In 1949, Ved was sent to the Arkansas School for the Blind. From there he went to Pomona College in California, a liberal arts institution with a high reputation. Since few books were then published in Braille he needed a fellow student who could read the text books to him. Fortunately, his friend Eugene Rose volunteered to help. Mehta wrote that his friend's readings were so clear that it seemed as if he was "explaining things".
(Rose later became Father Seraphim Rose, a Russian Orthodox hieromonk and a leading figure of the Orthodox Church in USA.)
After Pomona, Mehta went to Balliol College, Oxford and then to Harvard. In 1957, when he was 23, Mehta published his first book Face to Face. It was an account of his struggles and his experiences as a blind man. The book was an instant success. Several books then followed. He became a literary celebrity. As a staff writer at The New Yorker, from 1961 till 1994, he exercised immense influence.
Mehta has written on Indian subjects, and follows Indian politics and the shenanigans of India's leaders.

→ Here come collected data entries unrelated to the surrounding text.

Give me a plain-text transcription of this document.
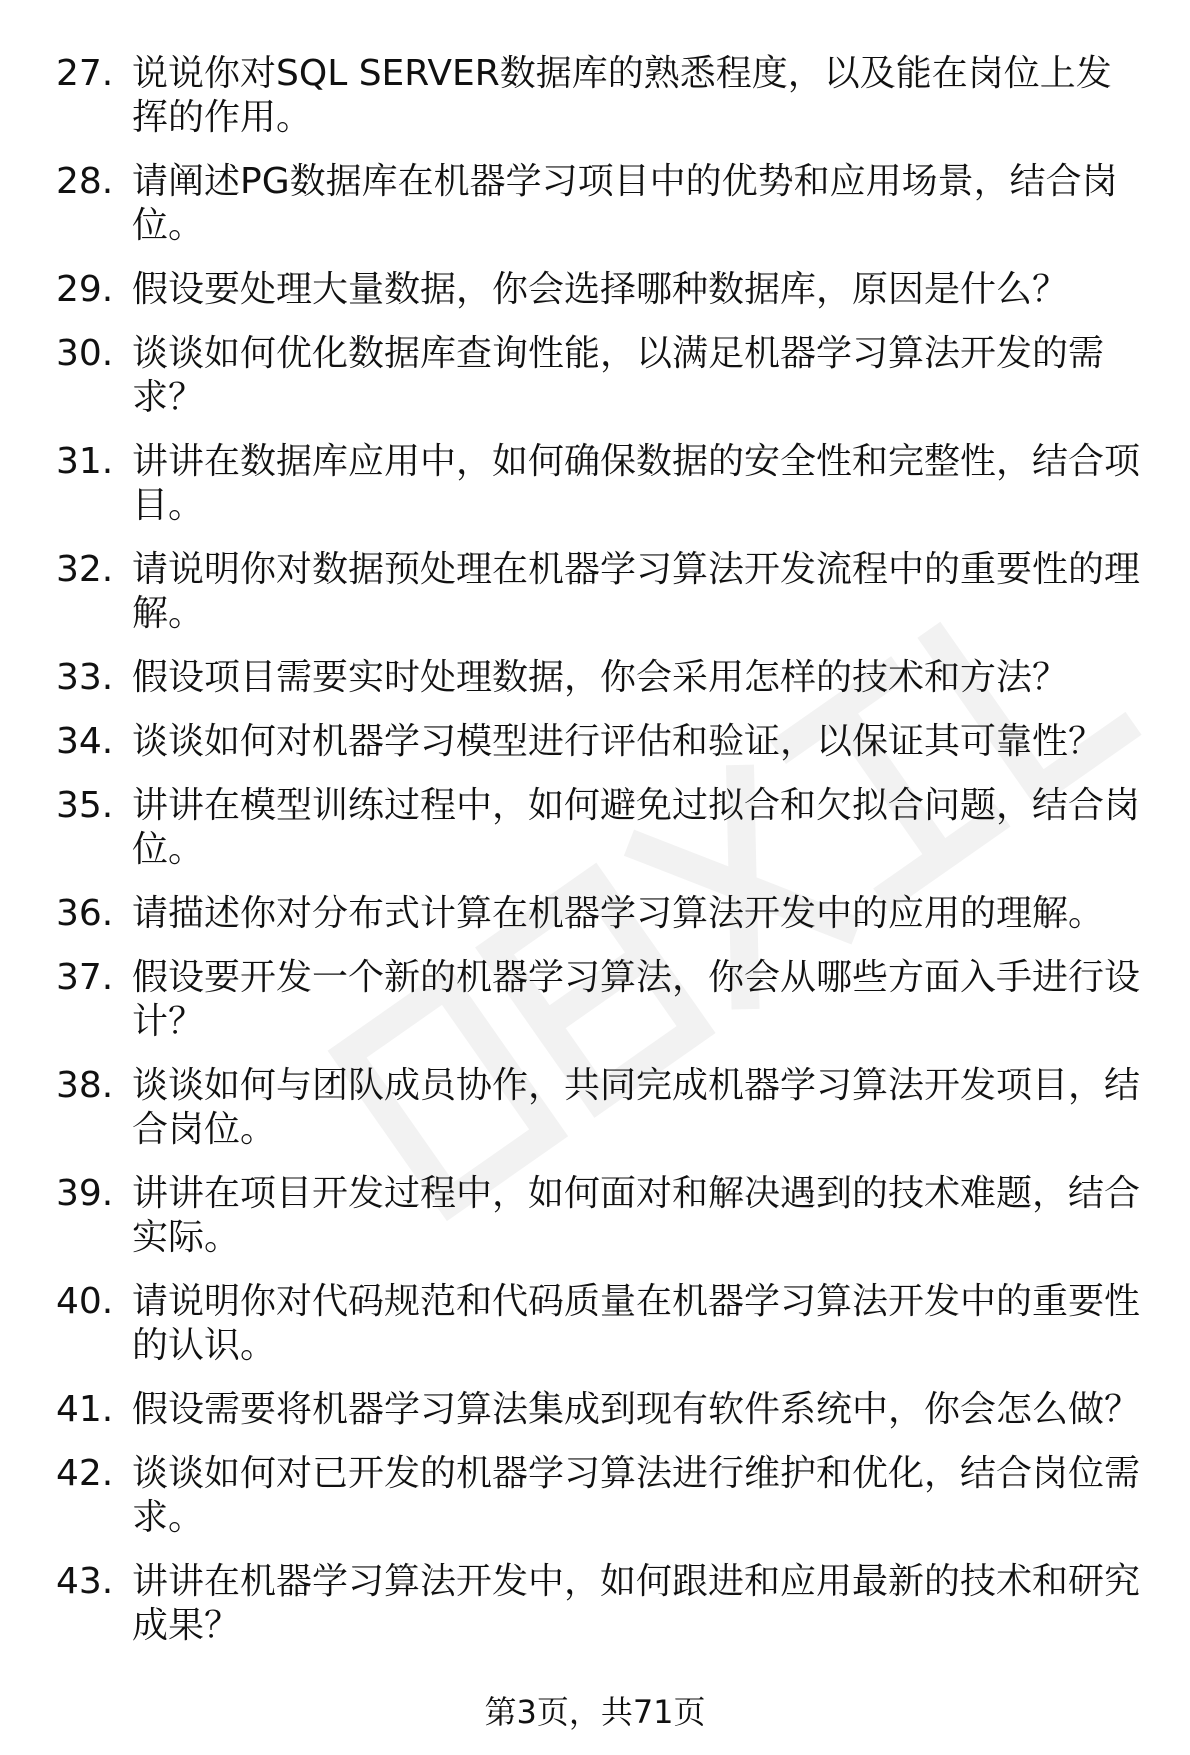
27. 说说你对SQL SERVER数据库的熟悉程度，以及能在岗位上发挥的作用。
28. 请阐述PG数据库在机器学习项目中的优势和应用场景，结合岗位。
29. 假设要处理大量数据，你会选择哪种数据库，原因是什么？
30. 谈谈如何优化数据库查询性能，以满足机器学习算法开发的需求？
31. 讲讲在数据库应用中，如何确保数据的安全性和完整性，结合项目。
32. 请说明你对数据预处理在机器学习算法开发流程中的重要性的理解。
33. 假设项目需要实时处理数据，你会采用怎样的技术和方法？
34. 谈谈如何对机器学习模型进行评估和验证，以保证其可靠性？
35. 讲讲在模型训练过程中，如何避免过拟合和欠拟合问题，结合岗位。
36. 请描述你对分布式计算在机器学习算法开发中的应用的理解。
37. 假设要开发一个新的机器学习算法，你会从哪些方面入手进行设计？
38. 谈谈如何与团队成员协作，共同完成机器学习算法开发项目，结合岗位。
39. 讲讲在项目开发过程中，如何面对和解决遇到的技术难题，结合实际。
40. 请说明你对代码规范和代码质量在机器学习算法开发中的重要性的认识。
41. 假设需要将机器学习算法集成到现有软件系统中，你会怎么做？
42. 谈谈如何对已开发的机器学习算法进行维护和优化，结合岗位需求。
43. 讲讲在机器学习算法开发中，如何跟进和应用最新的技术和研究成果？
第3页，共71页
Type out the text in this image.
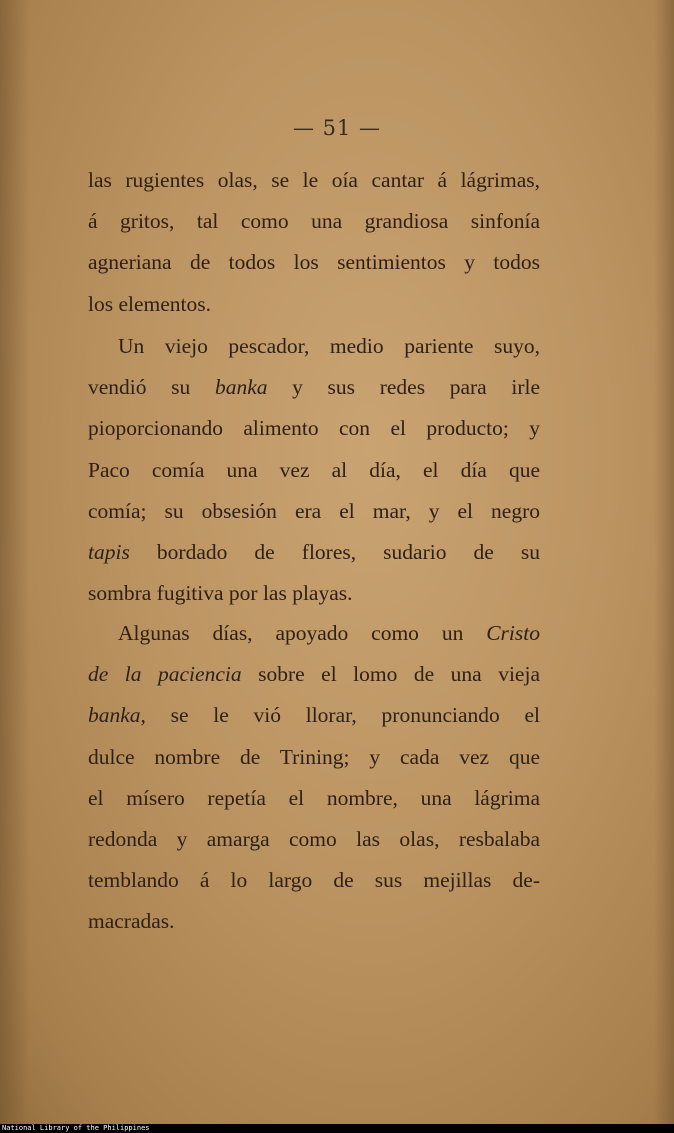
— 51 —
las rugientes olas, se le oía cantar á lágrimas,
á gritos, tal como una grandiosa sinfonía
agneriana de todos los sentimientos y todos
los elementos.
Un viejo pescador, medio pariente suyo,
vendió su banka y sus redes para irle
pioporcionando alimento con el producto; y
Paco comía una vez al día, el día que
comía; su obsesión era el mar, y el negro
tapis bordado de flores, sudario de su
sombra fugitiva por las playas.
Algunas días, apoyado como un Cristo
de la paciencia sobre el lomo de una vieja
banka, se le vió llorar, pronunciando el
dulce nombre de Trining; y cada vez que
el mísero repetía el nombre, una lágrima
redonda y amarga como las olas, resbalaba
temblando á lo largo de sus mejillas de-
macradas.
National Library of the Philippines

He spoke his mind during the 2014 Jaipur Literary Festival. He said that he could not live in India simply because he did not entertain the idea of living in an anarchy.
Mehta married in 1983. His wife Linn Cary Mehta is descended from the prolific writer James Fenimore Cooper best known for his masterpiece The Last of the Mohicans.

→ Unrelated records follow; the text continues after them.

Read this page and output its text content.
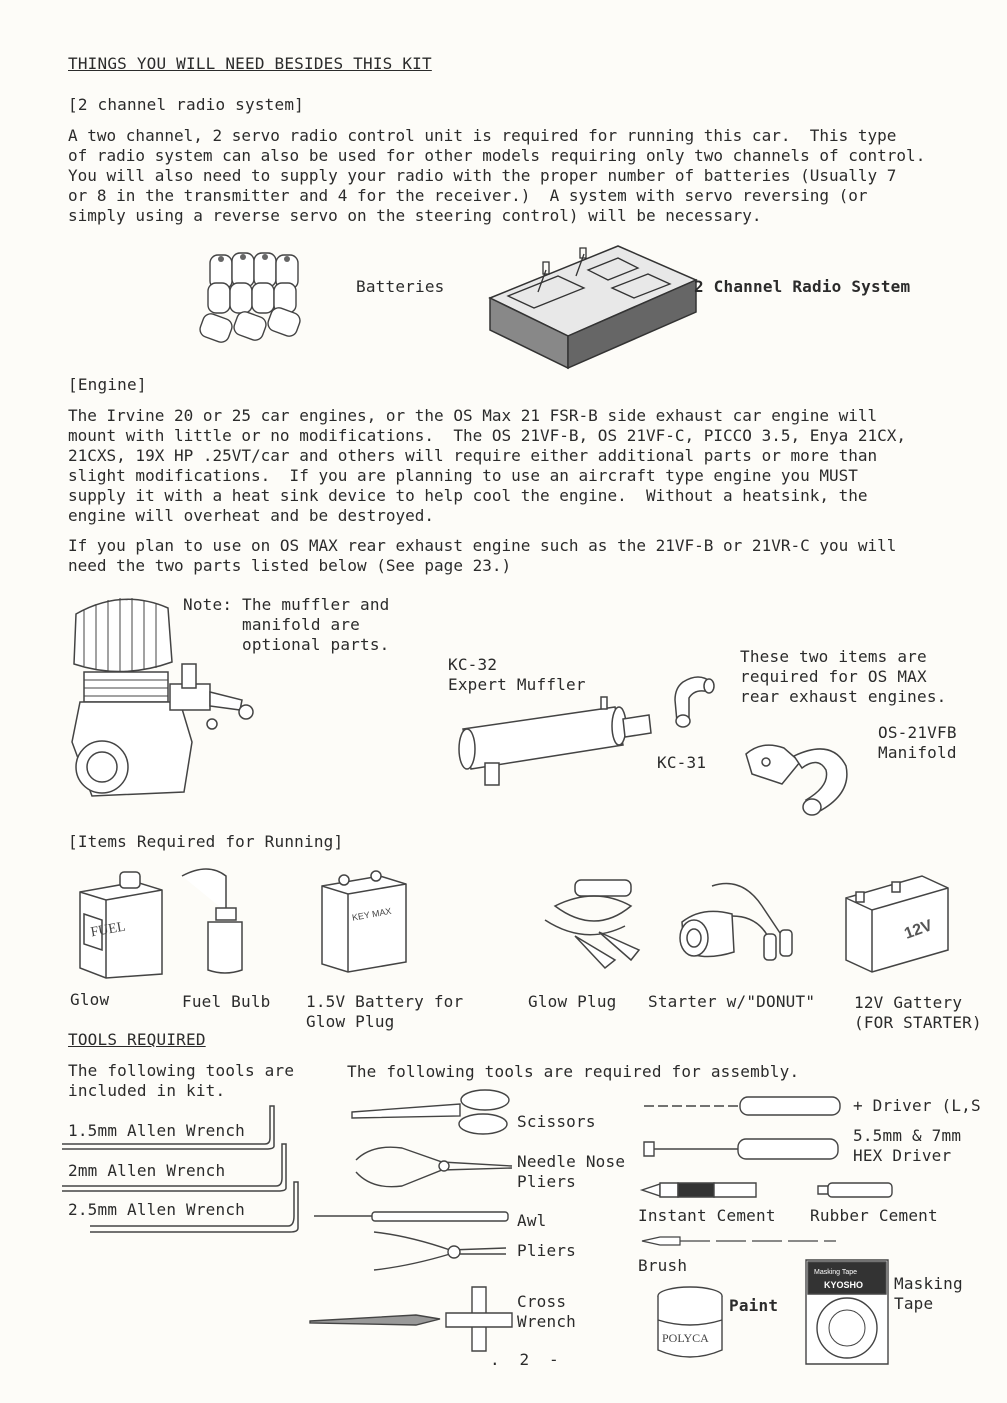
THINGS YOU WILL NEED BESIDES THIS KIT
[2 channel radio system]
A two channel, 2 servo radio control unit is required for running this car.  This type
of radio system can also be used for other models requiring only two channels of control.
You will also need to supply your radio with the proper number of batteries (Usually 7
or 8 in the transmitter and 4 for the receiver.)  A system with servo reversing (or
simply using a reverse servo on the steering control) will be necessary.
Batteries	2 Channel Radio System
[Engine]
The Irvine 20 or 25 car engines, or the OS Max 21 FSR-B side exhaust car engine will
mount with little or no modifications.  The OS 21VF-B, OS 21VF-C, PICCO 3.5, Enya 21CX,
21CXS, 19X HP .25VT/car and others will require either additional parts or more than
slight modifications.  If you are planning to use an aircraft type engine you MUST
supply it with a heat sink device to help cool the engine.  Without a heatsink, the
engine will overheat and be destroyed.
If you plan to use on OS MAX rear exhaust engine such as the 21VF-B or 21VR-C you will
need the two parts listed below (See page 23.)
Note: The muffler and
manifold are
optional parts.
KC-32
Expert Muffler
KC-31
These two items are
required for OS MAX
rear exhaust engines.
OS-21VFB
Manifold
[Items Required for Running]
FUEL
KEY MAX
12V
Glow	Fuel Bulb 1.5V Battery for
Glow Plug
Glow Plug Starter w/"DONUT" 12V Gattery
(FOR STARTER)
TOOLS REQUIRED
The following tools are
included in kit.
The following tools are required for assembly.
1.5mm Allen Wrench
2mm Allen Wrench
2.5mm Allen Wrench
Scissors
Needle Nose
Pliers
Awl
Pliers
Cross
Wrench
+ Driver (L,S
5.5mm & 7mm
HEX Driver
Instant Cement Rubber Cement
Brush
POLYCA
Paint
Masking Tape
KYOSHO Masking
Tape
.  2  -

I was an avid reader of Mehta's fiction and non-fiction. When he was in London many years ago, I went to meet him at Holland Park.
In London's Holland Park Reginald Massey, left, chats with fellow Lahore born writer Ved Mehta. 1990s.
We chatted about Lahore, and the book that he was then working on. What surprised me was the speed and confidence with which he rushed up and down the stairs. I could not have kept up with him. I could not believe that the man was actually blind.